Here then are some thoughts on lessons learned from this project and issues raised by it:

  1. Research in Africa is often hampered by lack of data. Census data is more often used for demographic than economic analysis but this project has shown how useful it can be.
  2. Cross country studies in Africa are now quite common (despite reservations about the comparability of data), regional studies much less so. Yet, in large countries like Tanzania, conditions can vary widely between regions and this regional variation may be more helpful in illuminating research questions than national aggregates. National aggregates hide much important local detail.
  3. On the role of economic fundamentals, there can be little doubt that poor internal communications (particularly roads), the small size of the domestic market and difficulties accessing potential international markets (including port capacity) have all impeded economic growth in Tanzania.
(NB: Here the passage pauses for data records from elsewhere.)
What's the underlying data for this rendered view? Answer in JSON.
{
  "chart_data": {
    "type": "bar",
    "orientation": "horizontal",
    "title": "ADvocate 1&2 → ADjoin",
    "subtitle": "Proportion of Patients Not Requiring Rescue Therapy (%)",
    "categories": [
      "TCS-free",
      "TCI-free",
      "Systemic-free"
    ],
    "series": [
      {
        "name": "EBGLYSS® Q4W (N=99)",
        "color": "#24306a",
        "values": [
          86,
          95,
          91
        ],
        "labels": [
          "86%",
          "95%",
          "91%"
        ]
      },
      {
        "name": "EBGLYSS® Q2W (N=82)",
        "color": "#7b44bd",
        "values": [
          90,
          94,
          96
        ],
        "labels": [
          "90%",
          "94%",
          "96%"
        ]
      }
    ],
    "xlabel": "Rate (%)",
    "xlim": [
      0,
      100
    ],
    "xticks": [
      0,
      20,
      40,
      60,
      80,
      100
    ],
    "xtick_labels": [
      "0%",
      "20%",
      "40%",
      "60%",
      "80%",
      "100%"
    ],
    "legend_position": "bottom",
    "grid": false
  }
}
This shows up particularly in the relative weakness of the urban economy; it also points to areas that policy needs to address if the urban economy is to be strengthened.
  4. It would have been good, if suitable data had been available, to harness the insights of New Economic Geography to better understand the role of transport costs and agglomeration economies in the urbanisation process. As more data becomes available, this would be a promising avenue for future research.
  5. While rapid population growth is sometimes seen as a positive factor because it boosts the working age population, this view needs to be balanced by noting the downsides: In Tanzania, about half the population is under 17 years of age; and despite rapid urbanisation, the rural population has increased threefold. The pressure of population on land and other natural resources is creating severe strains in rural areas; at the same time urban areas have been overwhelmed by an 18-fold increase in population for which urban authorities simply do not have the capabilities and resources to provide even basic services. This suggests a role for a more active population policy in Tanzania.
  6. Turning to local government, district administration has historically assumed a primarily rural context and given priority to rural development. However, as settlements increase in size and existing urban areas attract more people, the problems that need to be addressed are increasingly urban in character. Government officials in Tanzania recognise this and have adopted policies aimed at an orderly progression up the urban hierarchy. However, making these policies work well in practice is not easy, with particular difficulties being encountered in relation to land use change, procedural challenges and lack of resources to enable newly established urban councils to discharge their responsibilities – weak property taxation being a particular problem. These issues arise in many other African countries, suggesting scope for pooling experience to identify the best ways to resolve these problems.

Strengthening the role of Africa’s urban areas

Strengthening the role of Africa’s urban areas as engines of growth remains a major challenge; while research can make a contribution, the focus needs increasingly to be on appropriate policies and the mobilisation of resources in support of those policies.